Gavin O’Reilly, Gavin O’Reilly, quien es el presidente de esta asociación, comparó los pronósticos sobre la desaparición de los medios impresos por el incremento de los virtuales con los que alguna vez surgieron con el aparecimiento de la radio y la televisión. Esto, para concluir que al final de cuentas es posible llegar a una “convivencia” de los medios, y que las empresas periodísticas deben “administrar para el éxito, pero nunca para la desaparición”.

Dando por hecho que los públicos se han abocado frente a las pantallas de los computadores en vez de a las hojas del periódico, hace un tiempo se empezó a oír en las salas de redacción de los grandes diarios la palabra “convergencia”, que más allá de un concepto se define como una actitud. Actitud de cambio, de asumir los nuevos roles e instrumentos tecnológicos que deben adoptarse en relación con las fluctuantes necesidades de los públicos… en definitiva, de enfrentar riesgos ante la irrupción cada vez más legítima de los nuevos medios.

Entonces, ya con las empresas informativas y sus salas de redacción tendiendo hacia la integración de lo web y lo impreso, una cuestión estética parece importar -no sólo en los estilos periodísticos de quienes escriben- sino también en los muros, equipos y ambientes de las salas de redacción.

Ricardo Kirschbaum, de Clarín.com, llama la atención sobre los cambios arquitectónicos como una consecuencia de la convergencia que hemos venido tratando: “Hay, entonces, una tendencia a que la sala de redacción refleje el clima de época, el salto tecnológico, la utilización de herramientas distintas, el ingreso al periodismo multimedial”.

Por otro lado, Fernán Saguier, de la Nación.com.ar, afirma que la triada del éxito para las ediciones impresas en la actualidad consta de “Sorpresa, profundidad y agenda propia”. Partiendo de esta premisa, define como fundamentales otros recursos estéticos como “un diseño energizante que nos haga ágiles y fáciles de leer”; invita a escribir con técnicas estilísticas que le otorguen “prosa musical y elegante” a los relatos y conserven la atención del lector y, además, solicita incluir “una dosis indispensable de sorpresa” para pellizcar al público.

Sin duda estos dos últimos aspectos podrían guiarse por una brújula cuyo norte sea el periodismo narrativo o literario. Las otras características que rescata Saguién son la exclusividad, la profundidad, el análisis y la opinión. A mi modo de ver, hace falta retornar a dos géneros que por su belleza y riqueza se resisten a morir: la crónica y el reportaje.

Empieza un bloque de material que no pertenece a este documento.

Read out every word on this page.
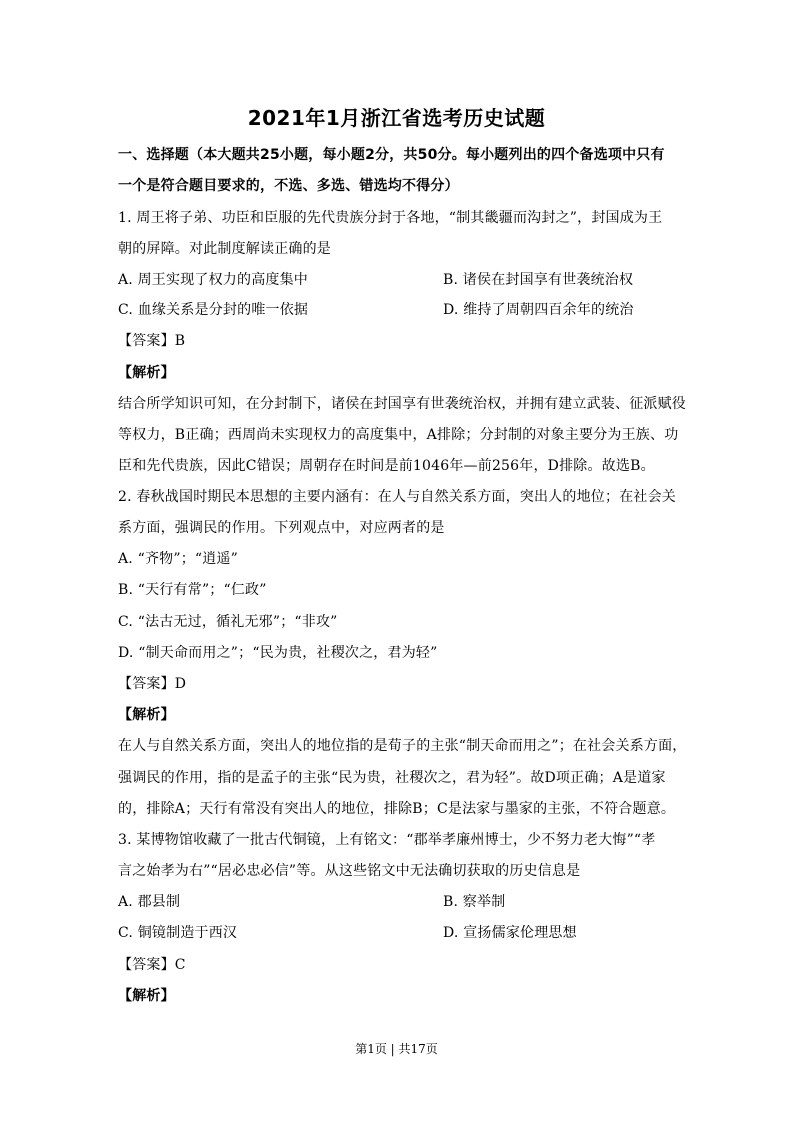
2021年1月浙江省选考历史试题
一、选择题（本大题共25小题，每小题2分，共50分。每小题列出的四个备选项中只有
一个是符合题目要求的，不选、多选、错选均不得分）
1. 周王将子弟、功臣和臣服的先代贵族分封于各地，“制其畿疆而沟封之”，封国成为王
朝的屏障。对此制度解读正确的是
A. 周王实现了权力的高度集中	B. 诸侯在封国享有世袭统治权
C. 血缘关系是分封的唯一依据	D. 维持了周朝四百余年的统治
【答案】B
【解析】
结合所学知识可知，在分封制下，诸侯在封国享有世袭统治权，并拥有建立武装、征派赋役
等权力，B正确；西周尚未实现权力的高度集中，A排除；分封制的对象主要分为王族、功
臣和先代贵族，因此C错误；周朝存在时间是前1046年—前256年，D排除。故选B。
2. 春秋战国时期民本思想的主要内涵有：在人与自然关系方面，突出人的地位；在社会关
系方面，强调民的作用。下列观点中，对应两者的是
A. “齐物”；“逍遥”
B. “天行有常”；“仁政”
C. “法古无过，循礼无邪”；“非攻”
D. “制天命而用之”；“民为贵，社稷次之，君为轻”
【答案】D
【解析】
在人与自然关系方面，突出人的地位指的是荀子的主张“制天命而用之”；在社会关系方面，
强调民的作用，指的是孟子的主张“民为贵，社稷次之，君为轻”。故D项正确；A是道家
的，排除A；天行有常没有突出人的地位，排除B；C是法家与墨家的主张，不符合题意。
3. 某博物馆收藏了一批古代铜镜，上有铭文：“郡举孝廉州博士，少不努力老大悔”“孝
言之始孝为右”“居必忠必信”等。从这些铭文中无法确切获取的历史信息是
A. 郡县制	B. 察举制
C. 铜镜制造于西汉	D. 宣扬儒家伦理思想
【答案】C
【解析】
第1页 | 共17页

Si está visto que las noticias escuetas son más concurridas por los lectores en la Internet, ¿qué objeto tiene que los diarios impresos las repitan? Personalmente, me acerco a los diarios en la búsqueda de detalles, de profundidad y de asuntos “entre líneas” pero, sobre todo, esperando hallar historias dignas de recapitularse en libros, cuyo ritmo narrativo sea acorde con la verdad de los hechos, en que la palabra escrita dé color como no lo podría hacer una fotografía, un infográfico o un audiovisual.

Habrá que esperar hasta qué punto -dentro de este asunto de la convergencia- los medios impresos pedalean para equiparar la carrera. Y ya que en la conferencia anual de la WAN se mostró que los miedos se dilatan en relación con la desaparición de los dichos medios, sería interesante pensar –ya sin temores- en una evolución de la palabra impresa que, dentro de la integración, haga la diferencia. Esto para que la tan mencionada convergencia sea un acuerdo entre parte y parte, y no simplemente un esfuerzo de los medios impresos por adaptarse al mundo digital en un intento por sobrevivir.